What is a leap year and what are the reasons for calling it?
Weather of Arabia - The leap year is repeated every 4 years, when a day is added to the 28th of February for 29 days, and the importance of this day comes because the Gregorian calendar without it will be wrong.
It takes 365 days and a quarter today to complete its rotation around the sun, and for the calendar to be correct, the extra quarters were collected each year on February 29 , and without the leap year there will be a late every 4 years.
And the Emperor Julius Caesar was the reason behind calling this year a leap , when he asked scholars at that age to prepare a better calendar for people to follow in the empire at the time.
It was the scientist Susie Genius who prepared the modern calendar used today.

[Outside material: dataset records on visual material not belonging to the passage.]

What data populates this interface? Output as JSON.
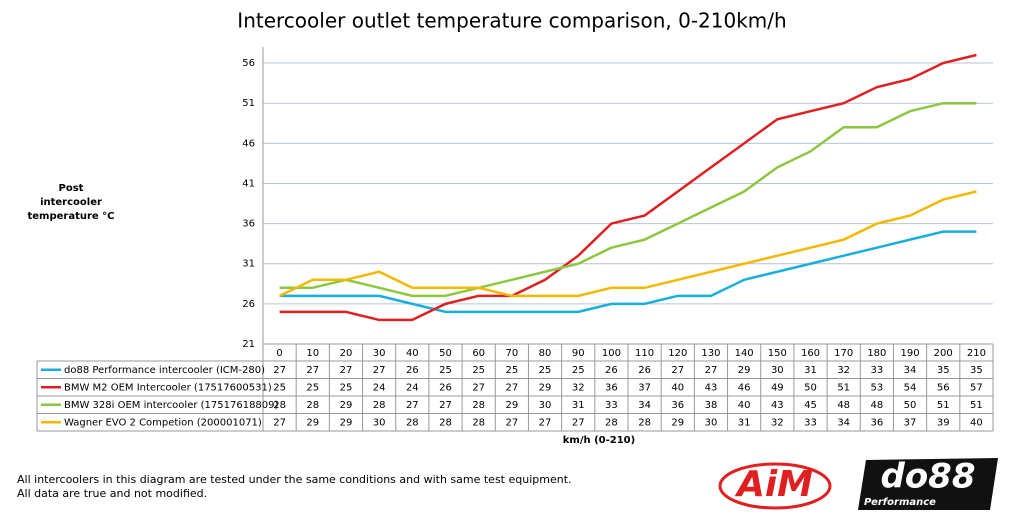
{
  "chart_data": {
    "type": "line",
    "title": "Intercooler outlet temperature comparison, 0-210km/h",
    "y_label": "Post intercooler temperature °C",
    "x_label": "km/h (0-210)",
    "categories": [
      "0",
      "10",
      "20",
      "30",
      "40",
      "50",
      "60",
      "70",
      "80",
      "90",
      "100",
      "110",
      "120",
      "130",
      "140",
      "150",
      "160",
      "170",
      "180",
      "190",
      "200",
      "210"
    ],
    "series": [
      {
        "name": "do88 Performance intercooler (ICM-280)",
        "color": "#1aaede",
        "values": [
          27,
          27,
          27,
          27,
          26,
          25,
          25,
          25,
          25,
          25,
          26,
          26,
          27,
          27,
          29,
          30,
          31,
          32,
          33,
          34,
          35,
          35
        ]
      },
      {
        "name": "BMW M2 OEM Intercooler (17517600531)",
        "color": "#e02020",
        "values": [
          25,
          25,
          25,
          24,
          24,
          26,
          27,
          27,
          29,
          32,
          36,
          37,
          40,
          43,
          46,
          49,
          50,
          51,
          53,
          54,
          56,
          57
        ]
      },
      {
        "name": "BMW 328i OEM intercooler (17517618809)",
        "color": "#8dc63f",
        "values": [
          28,
          28,
          29,
          28,
          27,
          27,
          28,
          29,
          30,
          31,
          33,
          34,
          36,
          38,
          40,
          43,
          45,
          48,
          48,
          50,
          51,
          51
        ]
      },
      {
        "name": "Wagner EVO 2 Competion (200001071)",
        "color": "#f5b800",
        "values": [
          27,
          29,
          29,
          30,
          28,
          28,
          28,
          27,
          27,
          27,
          28,
          28,
          29,
          30,
          31,
          32,
          33,
          34,
          36,
          37,
          39,
          40
        ]
      }
    ],
    "ylim": [
      21,
      58
    ],
    "yticks": [
      21,
      26,
      31,
      36,
      41,
      46,
      51,
      56
    ],
    "grid": true,
    "footnote": [
      "All intercoolers in this diagram are tested under the same conditions and with same test equipment.",
      "All data are true and not modified."
    ],
    "logos": {
      "aim": "AiM",
      "do88": "do88",
      "do88_sub": "Performance"
    }
  }
}
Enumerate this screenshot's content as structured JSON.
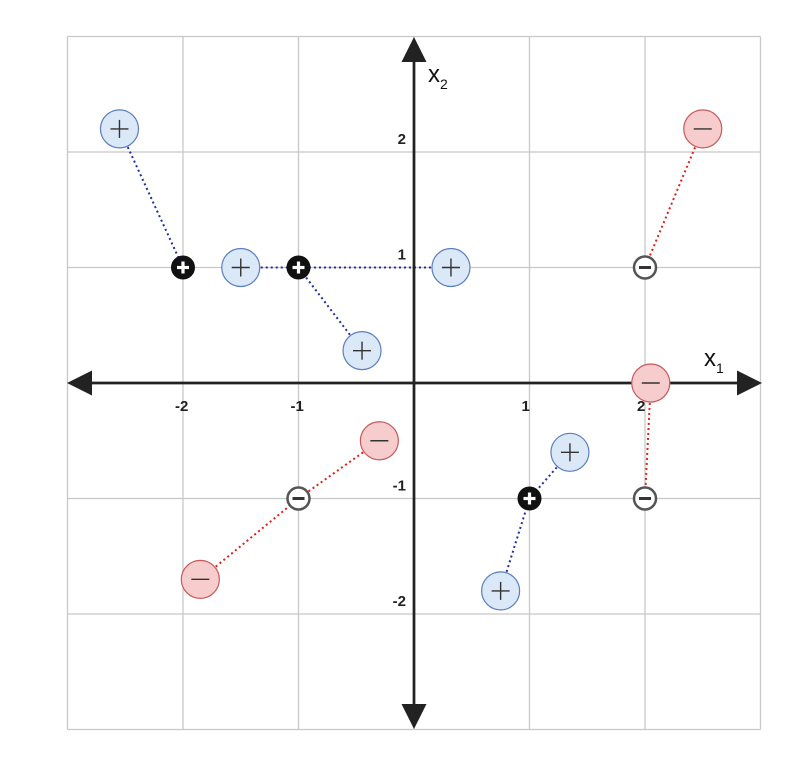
{
  "chart_data": {
    "type": "scatter",
    "title": "",
    "xlabel": "x",
    "xlabel_sub": "1",
    "ylabel": "x",
    "ylabel_sub": "2",
    "xlim": [
      -3,
      3
    ],
    "ylim": [
      -3,
      3
    ],
    "grid": true,
    "x_ticks": [
      {
        "value": -2,
        "label": "-2"
      },
      {
        "value": -1,
        "label": "-1"
      },
      {
        "value": 1,
        "label": "1"
      },
      {
        "value": 2,
        "label": "2"
      }
    ],
    "y_ticks": [
      {
        "value": 2,
        "label": "2"
      },
      {
        "value": 1,
        "label": "1"
      },
      {
        "value": -1,
        "label": "-1"
      },
      {
        "value": -2,
        "label": "-2"
      }
    ],
    "series": [
      {
        "kind": "prototype",
        "points": [
          {
            "x": -2,
            "y": 1,
            "sign": "+"
          },
          {
            "x": -1,
            "y": 1,
            "sign": "+"
          },
          {
            "x": 1,
            "y": -1,
            "sign": "+"
          },
          {
            "x": 2,
            "y": 1,
            "sign": "−"
          },
          {
            "x": -1,
            "y": -1,
            "sign": "−"
          },
          {
            "x": 2,
            "y": -1,
            "sign": "−"
          }
        ]
      },
      {
        "kind": "sample",
        "points": [
          {
            "x": -2.55,
            "y": 2.2,
            "sign": "+",
            "link": [
              -2,
              1
            ]
          },
          {
            "x": -1.5,
            "y": 1,
            "sign": "+",
            "link": [
              -1,
              1
            ]
          },
          {
            "x": 0.32,
            "y": 1,
            "sign": "+",
            "link": [
              -1,
              1
            ]
          },
          {
            "x": -0.45,
            "y": 0.28,
            "sign": "+",
            "link": [
              -1,
              1
            ]
          },
          {
            "x": 1.35,
            "y": -0.6,
            "sign": "+",
            "link": [
              1,
              -1
            ]
          },
          {
            "x": 0.75,
            "y": -1.8,
            "sign": "+",
            "link": [
              1,
              -1
            ]
          },
          {
            "x": 2.5,
            "y": 2.2,
            "sign": "−",
            "link": [
              2,
              1
            ]
          },
          {
            "x": 2.05,
            "y": 0,
            "sign": "−",
            "link": [
              2,
              -1
            ]
          },
          {
            "x": -0.3,
            "y": -0.5,
            "sign": "−",
            "link": [
              -1,
              -1
            ]
          },
          {
            "x": -1.85,
            "y": -1.7,
            "sign": "−",
            "link": [
              -1,
              -1
            ]
          }
        ]
      }
    ]
  },
  "colors": {
    "positive_fill": "#dbe8f8",
    "positive_stroke": "#5a7fc0",
    "positive_link": "#1f2f9e",
    "negative_fill": "#f6cccc",
    "negative_stroke": "#c85a5a",
    "negative_link": "#e0201a",
    "grid": "#c8c8c8",
    "axis": "#222222"
  }
}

The simple method of calculating the leap year is based on dividing the year number by the number four, and if the division succeeds and the result is a valid number, the year is a leap, and if the division does not succeed and does not produce a correct number, the year is not leap.

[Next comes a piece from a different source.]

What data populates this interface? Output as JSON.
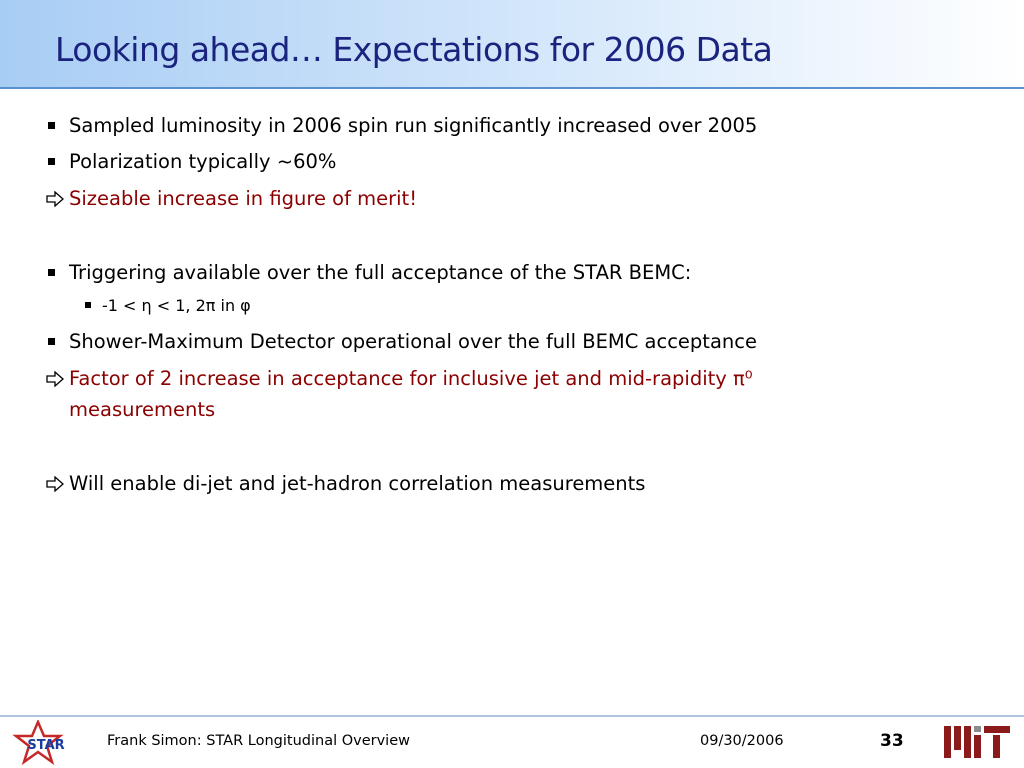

In 1582, scholars announced the Gregorian calendar, which added a new condition for calculating the leap year , which is that the year will be a leap if it divides by 100 and by 400 as well.
For example: The year 2000 accepts division by 4, 100, and 400; so it is leap, while the years 1700, 1800, or 1900 are not leap years, and February has only 28 days; it accepts division by 4, 100, and does not accept by 400.
One of the leaps of the leap year is that people born on February 29 celebrate their birthday every 4 years or celebrate it at the beginning of March.